文夫人安慰说:“事已至此,还是要把心放宽些,自己身体要紧,肚子里的孩子更要紧。我已交代宗儿,过门后一定好好待你,倘若他再欺侮你,你就告诉我,我来教训他。”
榛子这才知道妹妹受到邢耀宗的欺侮,异常震怒,也不管文夫人就在面前,脱口而出:“邢耀宗这小子欺人太甚,竟敢动我妹妹,他不想活啦!”说罢,提起猎枪就往外走。

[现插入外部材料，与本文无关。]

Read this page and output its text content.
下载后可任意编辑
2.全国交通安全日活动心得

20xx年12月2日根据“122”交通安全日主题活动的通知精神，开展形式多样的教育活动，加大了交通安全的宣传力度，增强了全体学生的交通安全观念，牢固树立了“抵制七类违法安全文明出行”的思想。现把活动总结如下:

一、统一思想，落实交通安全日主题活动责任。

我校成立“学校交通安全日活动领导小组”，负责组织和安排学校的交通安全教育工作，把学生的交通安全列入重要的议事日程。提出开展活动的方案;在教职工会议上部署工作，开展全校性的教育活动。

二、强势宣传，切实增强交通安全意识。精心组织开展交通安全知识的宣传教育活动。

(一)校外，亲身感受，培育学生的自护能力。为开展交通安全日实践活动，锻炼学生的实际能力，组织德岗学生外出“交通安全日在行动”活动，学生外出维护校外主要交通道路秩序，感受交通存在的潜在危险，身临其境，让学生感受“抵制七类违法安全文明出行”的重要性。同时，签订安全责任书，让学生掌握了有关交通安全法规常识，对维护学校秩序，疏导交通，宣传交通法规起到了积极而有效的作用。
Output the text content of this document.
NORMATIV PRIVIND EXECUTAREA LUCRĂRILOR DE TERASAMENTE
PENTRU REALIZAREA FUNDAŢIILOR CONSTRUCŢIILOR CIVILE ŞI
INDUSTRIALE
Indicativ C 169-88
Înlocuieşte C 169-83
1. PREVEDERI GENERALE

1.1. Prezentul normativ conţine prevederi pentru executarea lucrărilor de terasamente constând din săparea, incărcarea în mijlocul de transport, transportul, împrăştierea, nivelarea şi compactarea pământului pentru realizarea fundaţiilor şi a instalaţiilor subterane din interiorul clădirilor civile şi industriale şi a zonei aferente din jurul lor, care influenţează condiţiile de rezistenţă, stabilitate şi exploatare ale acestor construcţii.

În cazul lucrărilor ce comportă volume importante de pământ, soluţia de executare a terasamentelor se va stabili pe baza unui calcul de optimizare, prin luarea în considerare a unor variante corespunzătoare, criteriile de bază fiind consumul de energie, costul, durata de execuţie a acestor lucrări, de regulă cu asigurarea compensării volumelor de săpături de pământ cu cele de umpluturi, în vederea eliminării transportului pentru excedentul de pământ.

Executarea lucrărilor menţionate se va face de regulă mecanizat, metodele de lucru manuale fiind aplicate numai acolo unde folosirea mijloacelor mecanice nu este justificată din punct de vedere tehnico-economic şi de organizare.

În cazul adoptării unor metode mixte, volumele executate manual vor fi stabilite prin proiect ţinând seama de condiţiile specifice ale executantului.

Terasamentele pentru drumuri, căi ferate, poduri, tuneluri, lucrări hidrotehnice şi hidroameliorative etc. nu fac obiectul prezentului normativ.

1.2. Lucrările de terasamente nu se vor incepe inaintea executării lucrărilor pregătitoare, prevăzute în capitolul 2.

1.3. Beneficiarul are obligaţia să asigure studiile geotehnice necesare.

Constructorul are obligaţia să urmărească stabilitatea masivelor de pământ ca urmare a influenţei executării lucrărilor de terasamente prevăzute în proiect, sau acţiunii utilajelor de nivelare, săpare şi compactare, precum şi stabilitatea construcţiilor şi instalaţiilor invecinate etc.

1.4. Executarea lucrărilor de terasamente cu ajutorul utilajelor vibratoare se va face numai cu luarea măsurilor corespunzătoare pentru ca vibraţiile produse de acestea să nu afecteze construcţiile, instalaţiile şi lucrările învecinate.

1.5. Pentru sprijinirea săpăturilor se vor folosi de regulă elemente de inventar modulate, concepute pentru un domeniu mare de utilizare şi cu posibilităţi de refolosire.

文夫人悠悠地说:“榛子贤侄,三思而行!宗儿对石榴做出了糊涂事,已经受到邢氏家法责罚,且已定下善后办法,邢家也算对得起贤侄女了。倘若仍然不依不饶,事情张扬出去,亲家做不成,贤侄女怕也没有好结果。邢氏族规写得明明白白,未出嫁女子做出此等丑事,是要沉塘的。”
榛子停住脚步,狂怒说:“就这样便宜了这小子,这世上还有公道吗?”
文夫人不停地捻掐念珠。“贤侄要想清楚,族规是祖宗传下来的,谁敢说个不字。我们邢府说话做事最讲公道、良心。贤侄女嫁进邢府,是她前世修来的福气,还有什么不满意的?若不是看在她怀了邢府骨肉的份上,我才懒得管呢!”
榛子一下泄了气,抱头蹲在地上一声不吭。
文夫人换了委婉的口气:“还是贤侄懂事识大体,退一步海阔天空。只要石榴安安稳稳嫁过来,你们兄妹俩会有享不尽的荣华富贵。”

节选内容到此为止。